Defesa de Manuel Abrantes realça contradições e ataca credibilidade de vítimas

Lisboa, 05 Jan (Lusa) - A defesa de Manuel Abrantes no julgamento da Casa Pia usou hoje testemunhos prestados em tribunal para tentar descredibilizar as vítimas e realçar as contradições nos seus depoimentos que imputam abusos sexuais ao ex-provedor-adjunto da instituição.

© 2009 LUSA - Agência de Notícias de Portugal, S.A. /

"Inverosímil", "inacreditável" e "descredibilizante" foram qualificativos aplicados repetidamente pela advogada Marta Saramago aos depoimentos prestados ao longo do julgamento pelas vítimas casapianas.

Ao referir-se aos depoimentos prestados em julgamento por três dos jovens que acusam Manuel Abrantes, Marta Saramago afirmou que "foram perdendo a memória" de sessão para sessão, considerando que para a acusação "não era conveniente estarem a dar testemunhos tão contraditórios entre si", porque isso seria "descredibilizante".

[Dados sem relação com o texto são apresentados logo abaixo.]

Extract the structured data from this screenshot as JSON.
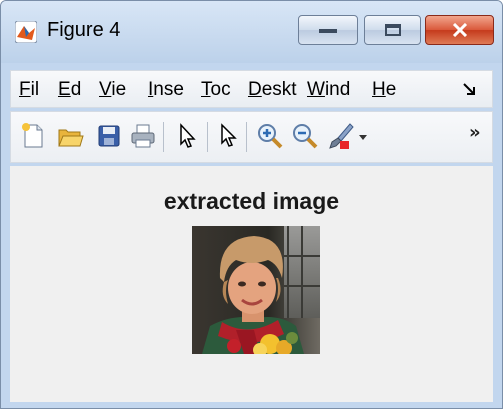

Discrepâncias de locais, datas e descrições das casas onde ocorreram os abusos foram os pontos principais apontados pela advogada, citando para isso depoimentos dos próprios jovens.

Utilizou ainda os testemunhos de outros alunos e ex-alunos da Casa Pia, educadores da instituição, directores de colégio e psicólogos para lançar a dúvida sobre a veracidade dos depoimentos que levaram Manuel Abrantes a ser pronunciado.

"Não vou dizer se os assistentes [vítimas] são mentirosos ou não, nunca privei nem convivi com eles. Limitei-me a assistir aos depoimentos que prestaram em tribunal", declarou, por seu turno, o advogado principal de Manuel Abrantes, Paulo Sá e Cunha, à saída do tribunal de Monsanto, em Lisboa, sustentando que a defesa de Manuel Abrantes tem toda a legitimidade para "usar elementos de prova que obviamente descredibilizam as versões que em tribunal foram contadas pelos assistentes".

Na sessão, foram referidos bilhetes de cinema apresentados pelo ex-provedor-adjunto da Casa Pia para demonstrar que no dia em que lhe são imputados abusos sexuais em Elvas estava de facto em Lisboa, no cinema.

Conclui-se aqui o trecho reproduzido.